Ya Rilke en sus conocidas
“Cartas” afirma que el escritor escribe porque no puede vivir sin ello. No
obstante, muy lejos de despejar el horizonte del creador literario sólo hizo
que abrir de par en par la puerta de acceso a magnitudes infinitas de algo muy
cercano a la esclavitud de un ser hasta ese instante libre. De ello para acá, a
cada palabra y cuánto más se toma conciencia del Acto Creativo más amarrado y
temeroso se siente el Escritor. Es decir, lo que en labios de Montale no es
otra cosa que “un defecto de carácter que
se lleva con temor”. De tal forma que una huella distintiva de lo auténtico
(de lo verdad) en Literatura se concreta en la virtud de superación de ese
miedo a morir para renacer en el papel. Planteado así, sería una necedad
incalculable negarle dolor al acto creativo literario, aunque quedaría anclado
en una simple pose si nos detuviésemos aquí, véase a esos “oficiantes” de la
depresión insondable que semejan ir o venir de sus velorios, sobre todo poéticos,
enfundados siempre en su profiláctico trágico. No menos peripatética es la
insulsa ejecución de ese remedo consistente en “juntar por juntar” palabras
“bonitas” con motivo de una bisutería sensiblera y pacata.
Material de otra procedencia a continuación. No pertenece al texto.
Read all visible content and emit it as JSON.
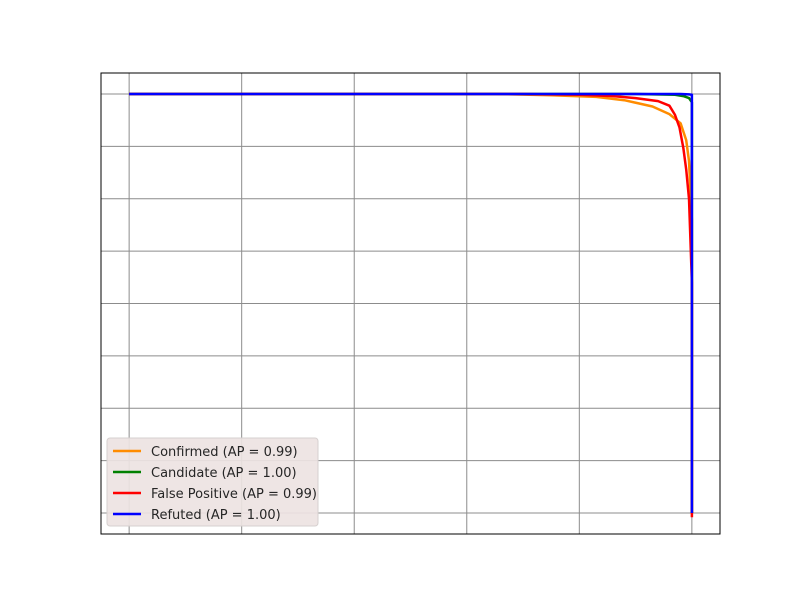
{
  "chart_data": {
    "type": "line",
    "title": "",
    "xlabel": "",
    "ylabel": "",
    "xlim": [
      -0.05,
      1.05
    ],
    "ylim": [
      -0.05,
      1.05
    ],
    "x_grid_ticks": [
      0.0,
      0.2,
      0.4,
      0.6,
      0.8,
      1.0
    ],
    "y_grid_ticks": [
      0.0,
      0.125,
      0.25,
      0.375,
      0.5,
      0.625,
      0.75,
      0.875,
      1.0
    ],
    "grid": true,
    "legend_position": "lower-left",
    "series": [
      {
        "name": "Confirmed (AP = 0.99)",
        "color": "#ff8c00",
        "points": [
          [
            0.0,
            1.0
          ],
          [
            0.65,
            1.0
          ],
          [
            0.75,
            0.997
          ],
          [
            0.83,
            0.993
          ],
          [
            0.88,
            0.985
          ],
          [
            0.93,
            0.97
          ],
          [
            0.96,
            0.952
          ],
          [
            0.98,
            0.93
          ],
          [
            0.99,
            0.89
          ],
          [
            0.995,
            0.84
          ],
          [
            1.0,
            0.7
          ],
          [
            1.0,
            0.0
          ]
        ]
      },
      {
        "name": "Candidate (AP = 1.00)",
        "color": "#008000",
        "points": [
          [
            0.0,
            1.0
          ],
          [
            0.9,
            1.0
          ],
          [
            0.97,
            0.998
          ],
          [
            0.985,
            0.995
          ],
          [
            0.995,
            0.99
          ],
          [
            1.0,
            0.98
          ],
          [
            1.0,
            0.0
          ]
        ]
      },
      {
        "name": "False Positive (AP = 0.99)",
        "color": "#ff0000",
        "points": [
          [
            0.0,
            1.0
          ],
          [
            0.7,
            1.0
          ],
          [
            0.8,
            0.998
          ],
          [
            0.86,
            0.995
          ],
          [
            0.9,
            0.99
          ],
          [
            0.94,
            0.983
          ],
          [
            0.96,
            0.972
          ],
          [
            0.97,
            0.95
          ],
          [
            0.978,
            0.92
          ],
          [
            0.985,
            0.87
          ],
          [
            0.99,
            0.82
          ],
          [
            0.995,
            0.75
          ],
          [
            1.0,
            0.55
          ],
          [
            1.0,
            -0.01
          ]
        ]
      },
      {
        "name": "Refuted (AP = 1.00)",
        "color": "#0000ff",
        "points": [
          [
            0.0,
            1.0
          ],
          [
            0.98,
            1.0
          ],
          [
            0.995,
            0.999
          ],
          [
            1.0,
            0.998
          ],
          [
            1.0,
            0.0
          ]
        ]
      }
    ]
  }
}
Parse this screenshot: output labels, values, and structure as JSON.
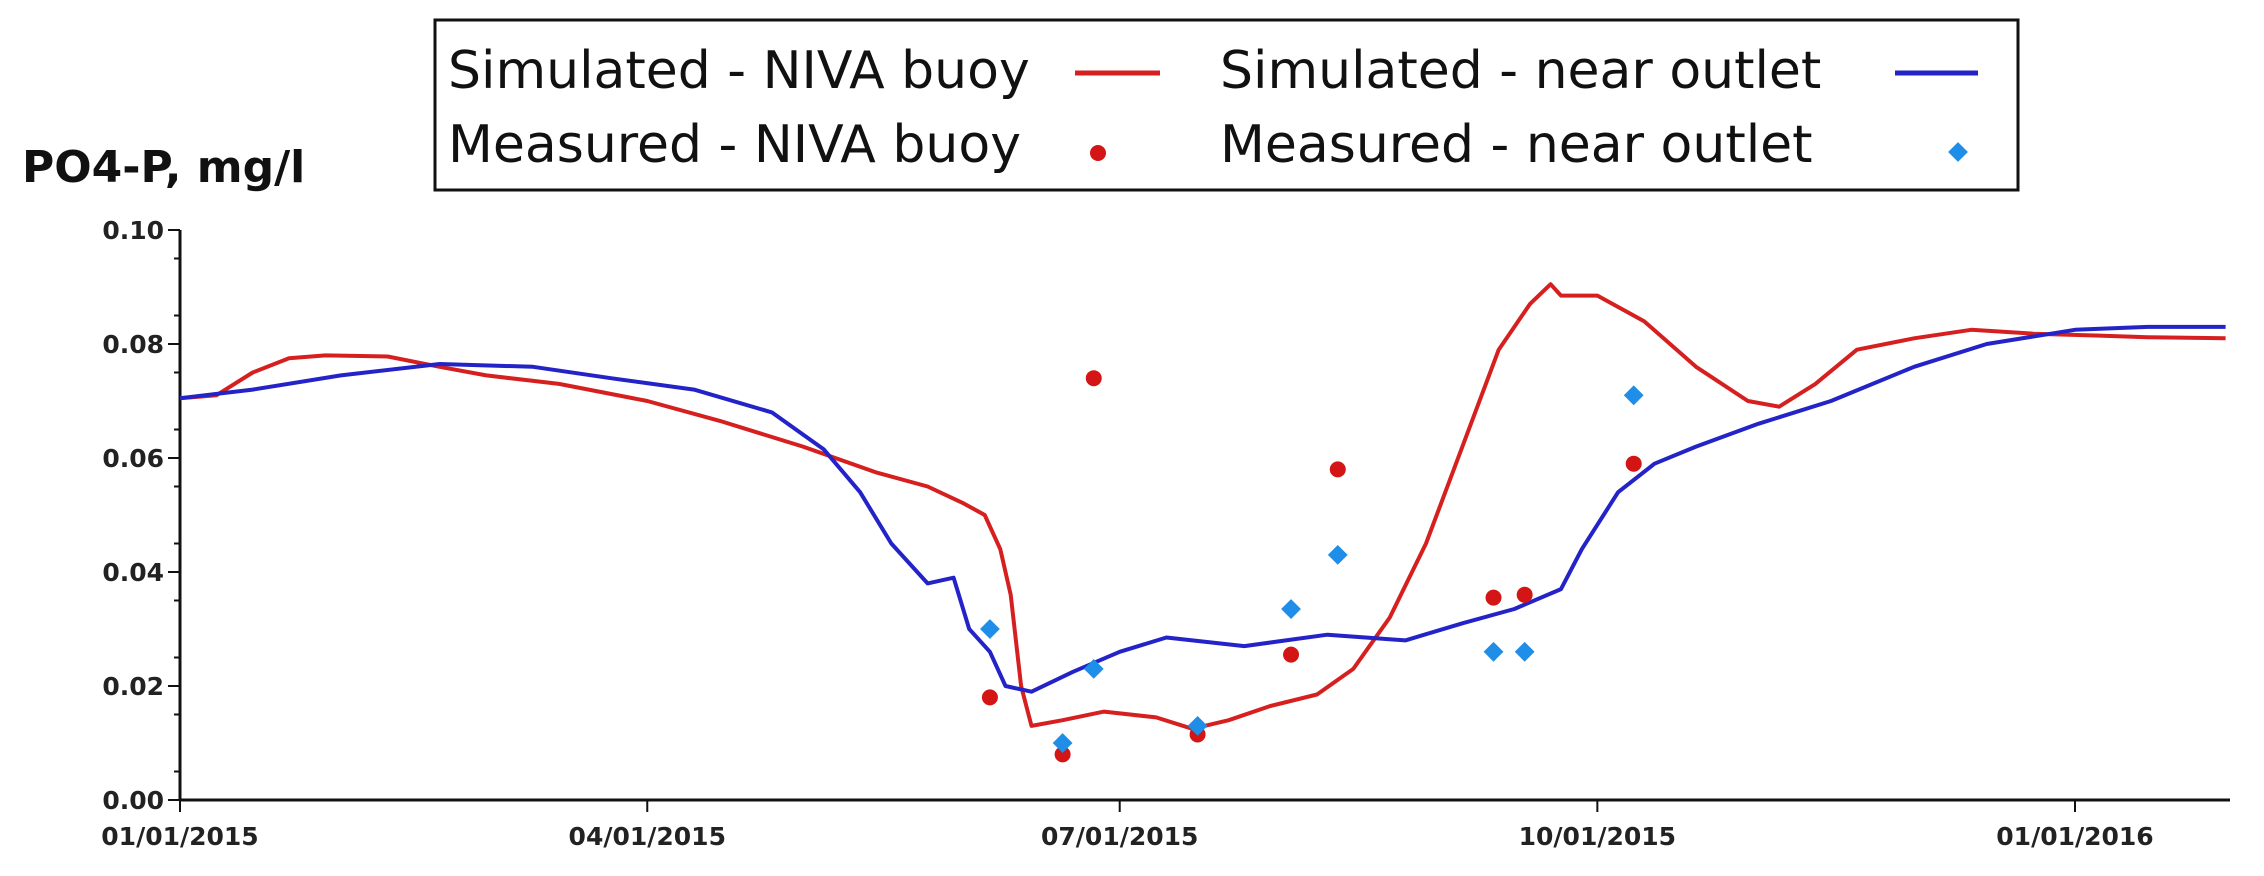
{
  "chart_data": {
    "type": "line",
    "title": "",
    "ylabel": "PO4-P, mg/l",
    "xlabel": "",
    "ylim": [
      0,
      0.1
    ],
    "xlim": [
      "2015-01-01",
      "2016-02-10"
    ],
    "grid": false,
    "legend_position": "top",
    "y_ticks": [
      "0.00",
      "0.02",
      "0.04",
      "0.06",
      "0.08",
      "0.10"
    ],
    "x_ticks": [
      {
        "date": "2015-01-01",
        "label": "01/01/2015"
      },
      {
        "date": "2015-04-01",
        "label": "04/01/2015"
      },
      {
        "date": "2015-07-01",
        "label": "07/01/2015"
      },
      {
        "date": "2015-10-01",
        "label": "10/01/2015"
      },
      {
        "date": "2016-01-01",
        "label": "01/01/2016"
      }
    ],
    "series": [
      {
        "name": "Simulated - NIVA buoy",
        "kind": "line",
        "color": "#d62020",
        "points": [
          [
            "2015-01-01",
            0.0705
          ],
          [
            "2015-01-08",
            0.071
          ],
          [
            "2015-01-15",
            0.075
          ],
          [
            "2015-01-22",
            0.0775
          ],
          [
            "2015-01-29",
            0.078
          ],
          [
            "2015-02-10",
            0.0778
          ],
          [
            "2015-02-20",
            0.076
          ],
          [
            "2015-03-01",
            0.0745
          ],
          [
            "2015-03-15",
            0.073
          ],
          [
            "2015-04-01",
            0.07
          ],
          [
            "2015-04-15",
            0.0665
          ],
          [
            "2015-05-01",
            0.062
          ],
          [
            "2015-05-15",
            0.0575
          ],
          [
            "2015-05-25",
            0.055
          ],
          [
            "2015-06-01",
            0.052
          ],
          [
            "2015-06-05",
            0.05
          ],
          [
            "2015-06-08",
            0.044
          ],
          [
            "2015-06-10",
            0.036
          ],
          [
            "2015-06-12",
            0.02
          ],
          [
            "2015-06-14",
            0.013
          ],
          [
            "2015-06-20",
            0.014
          ],
          [
            "2015-06-28",
            0.0155
          ],
          [
            "2015-07-08",
            0.0145
          ],
          [
            "2015-07-15",
            0.0125
          ],
          [
            "2015-07-22",
            0.014
          ],
          [
            "2015-07-30",
            0.0165
          ],
          [
            "2015-08-08",
            0.0185
          ],
          [
            "2015-08-15",
            0.023
          ],
          [
            "2015-08-22",
            0.032
          ],
          [
            "2015-08-29",
            0.045
          ],
          [
            "2015-09-05",
            0.062
          ],
          [
            "2015-09-12",
            0.079
          ],
          [
            "2015-09-18",
            0.087
          ],
          [
            "2015-09-22",
            0.0905
          ],
          [
            "2015-09-24",
            0.0885
          ],
          [
            "2015-10-01",
            0.0885
          ],
          [
            "2015-10-10",
            0.084
          ],
          [
            "2015-10-20",
            0.076
          ],
          [
            "2015-10-30",
            0.07
          ],
          [
            "2015-11-05",
            0.069
          ],
          [
            "2015-11-12",
            0.073
          ],
          [
            "2015-11-20",
            0.079
          ],
          [
            "2015-12-01",
            0.081
          ],
          [
            "2015-12-12",
            0.0825
          ],
          [
            "2015-12-24",
            0.0818
          ],
          [
            "2016-01-05",
            0.0815
          ],
          [
            "2016-01-15",
            0.0812
          ],
          [
            "2016-01-30",
            0.081
          ]
        ]
      },
      {
        "name": "Simulated - near outlet",
        "kind": "line",
        "color": "#2323c8",
        "points": [
          [
            "2015-01-01",
            0.0705
          ],
          [
            "2015-01-15",
            0.072
          ],
          [
            "2015-02-01",
            0.0745
          ],
          [
            "2015-02-20",
            0.0765
          ],
          [
            "2015-03-10",
            0.076
          ],
          [
            "2015-03-25",
            0.074
          ],
          [
            "2015-04-10",
            0.072
          ],
          [
            "2015-04-25",
            0.068
          ],
          [
            "2015-05-05",
            0.0615
          ],
          [
            "2015-05-12",
            0.054
          ],
          [
            "2015-05-18",
            0.045
          ],
          [
            "2015-05-25",
            0.038
          ],
          [
            "2015-05-30",
            0.039
          ],
          [
            "2015-06-02",
            0.03
          ],
          [
            "2015-06-06",
            0.026
          ],
          [
            "2015-06-09",
            0.02
          ],
          [
            "2015-06-14",
            0.019
          ],
          [
            "2015-06-22",
            0.0225
          ],
          [
            "2015-07-01",
            0.026
          ],
          [
            "2015-07-10",
            0.0285
          ],
          [
            "2015-07-15",
            0.028
          ],
          [
            "2015-07-25",
            0.027
          ],
          [
            "2015-08-10",
            0.029
          ],
          [
            "2015-08-25",
            0.028
          ],
          [
            "2015-09-05",
            0.031
          ],
          [
            "2015-09-15",
            0.0335
          ],
          [
            "2015-09-24",
            0.037
          ],
          [
            "2015-09-28",
            0.044
          ],
          [
            "2015-10-05",
            0.054
          ],
          [
            "2015-10-12",
            0.059
          ],
          [
            "2015-10-20",
            0.062
          ],
          [
            "2015-11-01",
            0.066
          ],
          [
            "2015-11-15",
            0.07
          ],
          [
            "2015-12-01",
            0.076
          ],
          [
            "2015-12-15",
            0.08
          ],
          [
            "2016-01-01",
            0.0825
          ],
          [
            "2016-01-15",
            0.083
          ],
          [
            "2016-01-30",
            0.083
          ]
        ]
      },
      {
        "name": "Measured - NIVA buoy",
        "kind": "scatter",
        "color": "#d41515",
        "marker": "circle",
        "points": [
          [
            "2015-06-06",
            0.018
          ],
          [
            "2015-06-20",
            0.008
          ],
          [
            "2015-06-26",
            0.074
          ],
          [
            "2015-07-16",
            0.0115
          ],
          [
            "2015-08-03",
            0.0255
          ],
          [
            "2015-08-12",
            0.058
          ],
          [
            "2015-09-11",
            0.0355
          ],
          [
            "2015-09-17",
            0.036
          ],
          [
            "2015-10-08",
            0.059
          ]
        ]
      },
      {
        "name": "Measured - near outlet",
        "kind": "scatter",
        "color": "#1e8ee8",
        "marker": "diamond",
        "points": [
          [
            "2015-06-06",
            0.03
          ],
          [
            "2015-06-20",
            0.01
          ],
          [
            "2015-06-26",
            0.023
          ],
          [
            "2015-07-16",
            0.013
          ],
          [
            "2015-08-03",
            0.0335
          ],
          [
            "2015-08-12",
            0.043
          ],
          [
            "2015-09-11",
            0.026
          ],
          [
            "2015-09-17",
            0.026
          ],
          [
            "2015-10-08",
            0.071
          ]
        ]
      }
    ]
  }
}
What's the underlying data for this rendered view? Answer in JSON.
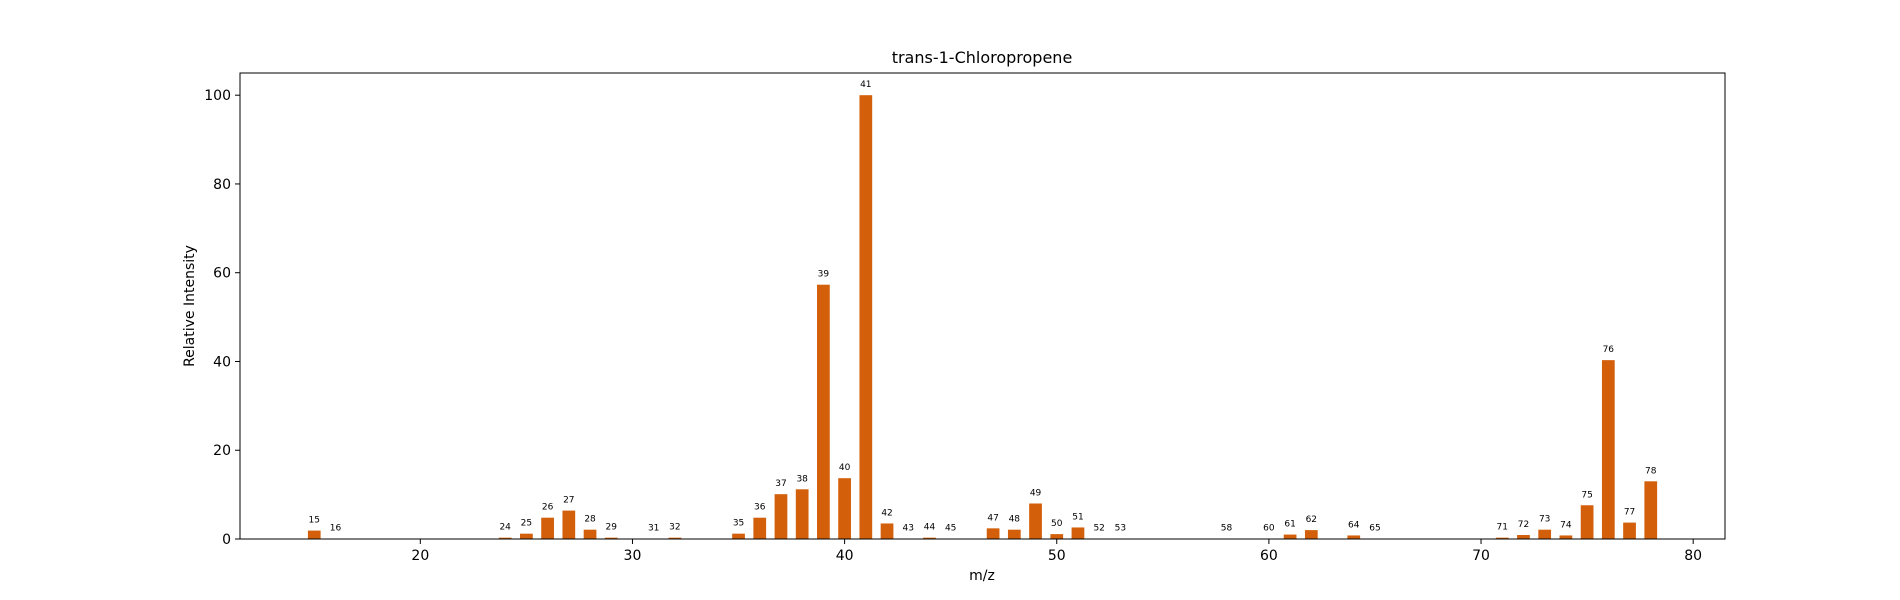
{
  "chart_data": {
    "type": "bar",
    "title": "trans-1-Chloropropene",
    "xlabel": "m/z",
    "ylabel": "Relative Intensity",
    "xlim": [
      11.5,
      81.5
    ],
    "ylim": [
      0,
      105
    ],
    "xticks": [
      20,
      30,
      40,
      50,
      60,
      70,
      80
    ],
    "yticks": [
      0,
      20,
      40,
      60,
      80,
      100
    ],
    "grid": false,
    "bar_color": "#d35f0a",
    "x": [
      15,
      16,
      24,
      25,
      26,
      27,
      28,
      29,
      31,
      32,
      35,
      36,
      37,
      38,
      39,
      40,
      41,
      42,
      43,
      44,
      45,
      47,
      48,
      49,
      50,
      51,
      52,
      53,
      58,
      60,
      61,
      62,
      64,
      65,
      71,
      72,
      73,
      74,
      75,
      76,
      77,
      78
    ],
    "values": [
      1.9,
      0.1,
      0.3,
      1.2,
      4.8,
      6.4,
      2.1,
      0.3,
      0.1,
      0.3,
      1.2,
      4.8,
      10.1,
      11.2,
      57.3,
      13.7,
      100,
      3.5,
      0.1,
      0.3,
      0.1,
      2.4,
      2.1,
      8.0,
      1.1,
      2.6,
      0.1,
      0.1,
      0.1,
      0.1,
      1.0,
      2.0,
      0.8,
      0.1,
      0.3,
      0.9,
      2.1,
      0.8,
      7.6,
      40.3,
      3.7,
      13.0
    ],
    "labels": [
      "15",
      "16",
      "24",
      "25",
      "26",
      "27",
      "28",
      "29",
      "31",
      "32",
      "35",
      "36",
      "37",
      "38",
      "39",
      "40",
      "41",
      "42",
      "43",
      "44",
      "45",
      "47",
      "48",
      "49",
      "50",
      "51",
      "52",
      "53",
      "58",
      "60",
      "61",
      "62",
      "64",
      "65",
      "71",
      "72",
      "73",
      "74",
      "75",
      "76",
      "77",
      "78"
    ]
  }
}
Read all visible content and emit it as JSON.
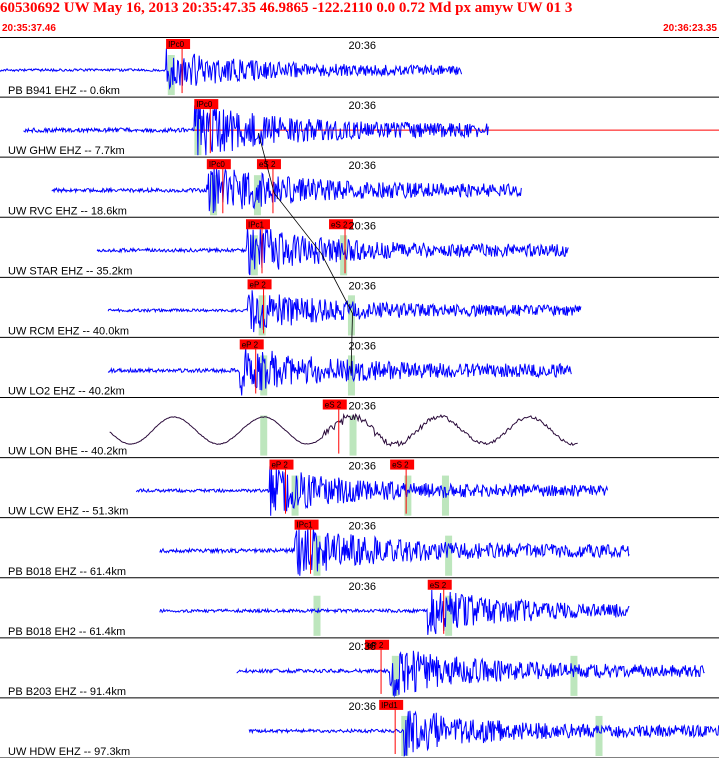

Así, Escribir es una suerte de equilibrio entre
los máximos extremos humanos: nacer y morir, morir y nacer. La grandeza de la
literatura reside en la belleza como valor absoluto, y gestar y parir belleza
siempre tuvo un alto precio en vida, soledad, esfuerzo, salud y compromiso del
cual sale peor parada la parte más humana del autor. Por consiguiente, nada es
sencillo en orbe literario para nuestra diminuta condición perecedera aunque
sólo desde ella pueda ver la luz la obra de arte y la única razón irrefutable
del denuedo imprescindible resida en que no se pueda vivir en su ausencia.